Polymers—huge molecules which are made up of repeat units linked together—are the basis of all kinds of useful materials, and are found everywhere from paper, plastic, and even much of biology. When an inorganic chemist decides to try and make something polymeric, the result might look like a coordination polymer. A coordination polymer an alternating series of transition metal ion bound to a ligand with two discrete binding sites, bound to another transition ion, bound to another ligand, and so on. Coordination polymers can form 1-dimensional strands, 2-dimensional sheets, or even 3-dimensional structures.
As chemists have explored polymers and their properties, they have discovered a multitude of novel properties and uses for them. Among the most intriguing types of polymer to us in the Sazama group are conjugated polymers, especially those with conducting or semi-conducting properties. The extended conjugation of these materials, as shown below for a polymer called poly(3-hexyl)thiophene (P3HT), allows for resonance structures which translate a charge a long distance along the polymer chain. These polymers have fascinating electronic properties, and our interest in electronic structure-function relationships makes these a great inspiration to our work.

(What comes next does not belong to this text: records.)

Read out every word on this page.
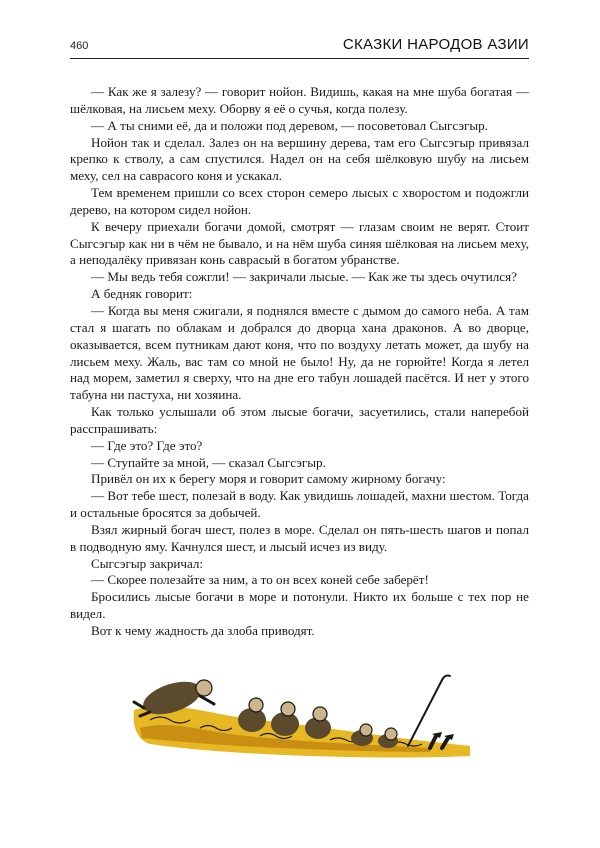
460	СКАЗКИ НАРОДОВ АЗИИ

— Как же я залезу? — говорит нойон. Видишь, какая на мне шуба богатая — шёлковая, на лисьем меху. Оборву я её о сучья, когда полезу.

— А ты сними её, да и положи под деревом, — посоветовал Сыгсэгыр.

Нойон так и сделал. Залез он на вершину дерева, там его Сыгсэгыр привязал крепко к стволу, а сам спустился. Надел он на себя шёлковую шубу на лисьем меху, сел на саврасого коня и ускакал.

Тем временем пришли со всех сторон семеро лысых с хворостом и подожгли дерево, на котором сидел нойон.

К вечеру приехали богачи домой, смотрят — глазам своим не верят. Стоит Сыгсэгыр как ни в чём не бывало, и на нём шуба синяя шёлковая на лисьем меху, а неподалёку привязан конь саврасый в богатом убранстве.

— Мы ведь тебя сожгли! — закричали лысые. — Как же ты здесь очутился?

А бедняк говорит:

— Когда вы меня сжигали, я поднялся вместе с дымом до самого неба. А там стал я шагать по облакам и добрался до дворца хана драконов. А во дворце, оказывается, всем путникам дают коня, что по воздуху летать может, да шубу на лисьем меху. Жаль, вас там со мной не было! Ну, да не горюйте! Когда я летел над морем, заметил я сверху, что на дне его табун лошадей пасётся. И нет у этого табуна ни пастуха, ни хозяина.

Как только услышали об этом лысые богачи, засуетились, стали наперебой расспрашивать:

— Где это? Где это?

— Ступайте за мной, — сказал Сыгсэгыр.

Привёл он их к берегу моря и говорит самому жирному богачу:

— Вот тебе шест, полезай в воду. Как увидишь лошадей, махни шестом. Тогда и остальные бросятся за добычей.

Взял жирный богач шест, полез в море. Сделал он пять-шесть шагов и попал в подводную яму. Качнулся шест, и лысый исчез из виду.

Сыгсэгыр закричал:

— Скорее полезайте за ним, а то он всех коней себе заберёт!

Бросились лысые богачи в море и потонули. Никто их больше с тех пор не видел.

Вот к чему жадность да злоба приводят.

Our goal in the molecular-scale materals subgroup is to combine the worlds of coordination chemistry and conjugated polymers to make conjugated coordination polymers, with the aim of discovering new materials with conducting and semi-conducting properties. Our hypothesis is that these materials will be applicable to devices like sensors and molecular-scale electronics, due to their delocalized electronic structures in combination with the structural and chemical flexibility afforded by the transition metal d-orbitals.